Il nous aura fallu du temps pour chroniquer ce disque, mais ce décalage nous aura permis de dépasser nos premières impressions, en nous débarrassant d’éléments d’informations perturbateurs et, surtout, de réflexes stylistiques finalement insipides. Ainsi, nous avons accompli la délicate mission de rendre hommage à ce premier disque ambitieux et magnifique, et par là-même à ce groupe attachant qu’est Big Wool, parfaite illustration de la liberté de faire qui habite l’indépendance contemporaine. Animé par une complicité presque fusionnelle entre musiciens, ces huit titres transpirent de toutes parts un amour immodéré pour la musique, à l’image de la soif de découverte et de la curiosité permanente du leader, Maxime Dobosz.

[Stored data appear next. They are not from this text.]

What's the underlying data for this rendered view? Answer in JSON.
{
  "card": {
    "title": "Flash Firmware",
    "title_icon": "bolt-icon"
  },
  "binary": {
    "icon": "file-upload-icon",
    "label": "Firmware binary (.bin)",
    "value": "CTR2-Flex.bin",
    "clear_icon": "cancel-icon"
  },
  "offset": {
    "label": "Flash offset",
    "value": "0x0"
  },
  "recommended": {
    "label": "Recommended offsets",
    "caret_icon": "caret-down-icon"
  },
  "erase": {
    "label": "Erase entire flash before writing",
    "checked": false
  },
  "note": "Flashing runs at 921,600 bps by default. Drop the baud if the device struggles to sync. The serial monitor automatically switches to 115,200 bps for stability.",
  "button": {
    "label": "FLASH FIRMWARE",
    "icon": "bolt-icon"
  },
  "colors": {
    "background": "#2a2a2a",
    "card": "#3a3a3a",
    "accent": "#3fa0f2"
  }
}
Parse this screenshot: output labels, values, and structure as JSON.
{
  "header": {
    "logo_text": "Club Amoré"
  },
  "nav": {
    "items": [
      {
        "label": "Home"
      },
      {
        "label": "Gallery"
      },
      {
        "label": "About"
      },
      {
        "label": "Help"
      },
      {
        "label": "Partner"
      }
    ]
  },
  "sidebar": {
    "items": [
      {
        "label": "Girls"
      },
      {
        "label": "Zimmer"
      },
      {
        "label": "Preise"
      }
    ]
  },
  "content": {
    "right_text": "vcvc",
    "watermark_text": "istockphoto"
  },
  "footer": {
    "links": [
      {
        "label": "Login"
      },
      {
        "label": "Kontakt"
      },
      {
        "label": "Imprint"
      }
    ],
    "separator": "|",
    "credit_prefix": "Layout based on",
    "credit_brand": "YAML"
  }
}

Derrière une pochette volontairement réduite à un artwork minimaliste, nous ne pourrions voir, derrière ce LP, qu’une saisissante collection de titres couvrant avec gourmandise le spectre de la pop indé, depuis la « Twee Pop » du mythique label de Bristol Sarah Records jusqu’à nos jours, célébrant le retour triomphal de Slowdive. Pourtant, si chaque morceau imprime un état d’esprit singulier, il se dégage, sur la longueur de ce long format, un sentiment de plénitude et de cohérence tout à fait impressionnant. Sans sombrer dans des délires monomaniaques, un soin tout particulier a été porté à la question des équilibres sonores et à la place de chacun dans les développements harmoniques et rythmiques qui façonnent l’identité de Big Wool.
« Always go wrong », bien que placé en deuxième position, agit comme un véritable révélateur. Il porte en lui l’essence d’un morceau de pop parfaite et, par là-même, symbolise les étonnantes qualités de Big Wool. S’ouvrant sur une basse/batterie réduite à sa plus simple expression, mais jouée dans une forme d’élégance d’une étonnante sobriété, il peut laisser libre court au chant et aux guitares. Pas si loin du tube en puissance, voilà un titre qui se moque de la virtuosité et recherche avant tout l’émotion dans la moindre note, dans le moindre effet, dans la moindre respiration. Nous pourrions nous attendre, après cette montée en puissance, à une baisse attendue de régime ; pourtant, l’album redouble de suite de vigueur avec le très shoegaze « Vanishing Point ». Même « Home », morceau introductif plus discret et plus timide dans sa matière musicale, retrouve des couleurs écoute après écoute et installe son charme évanescent que vient sublimer cette puissante montée de violon de Baptistine.
L’air de rien, cet album fourmille de petits détails, et même de quelques aspérités qui lui confèrent une vitalité décisive. Quintet largement porté sur les cordes autour d’une basse, de deux guitares et d’un violon que vient soutenir une indispensable batterie, Guillaume, Nicolas, Maxime, Baptistine et Vincent vivent leur musique dans un plaisir partagé et à travers des intentions sensibles peu communes. Et ce qui aurait pu nous perdre, au contraire nous emporte, nous enivre, nous chavire. Après tout, cette histoire en huit chapitres se sublime au-delà de toute logique par la précision de sa concrétisation collective, nous laissant énormément de place pour divaguer et créer nos propres scénarios. Un morceau comme « She » est un appel au lâcher-prise, par sa capacité troublante à nous transporter vers un ailleurs lointain et hors du monde. Loin d’être bavarde, cette œuvre fuit les dérives de l’opportunisme stylistique pour créer une musique intemporelle, qui inscrit le chiffre 2017 sur sa pochette, comme il aurait pu dévoiler celui de 1980, l’année de sortie du « Seventeen Seconds » de The Cure, ou 1994, année de sortie de « Worst Case Scenario » de dEUS.
Pour terminer, nous pourrions nous arrêter sur le cas troublant du chant de Maxime, leader assumé de Big Wool, que les fans de musiques indépendantes auront déjà repéré derrière San Carol. Nous découvrons presque une nouvelle voix, tant ce nouveau projet lui suggère de pistes inédites pour explorer des possibles que nous ne lui connaissions pas et que nous ne soupçonnions pas, d’ailleurs. Notre homme nous surprend décidément par l’étendue de son potentiel créatif et sa capacité à mettre en jeu ses limites personnelles pour mieux les transcender. A n’en point douter, il fait partie de ces activistes de la pop indépendante française, qui placent l’exigence artistique au-dessus de toute autre considération marketing ou carriériste, permettant ainsi la genèse d’un album aussi atypique que ce premier disque de Big Wool.
« Big Wool » de Big Wool est disponible depuis le 2 juin 2017 chez Kütu Records.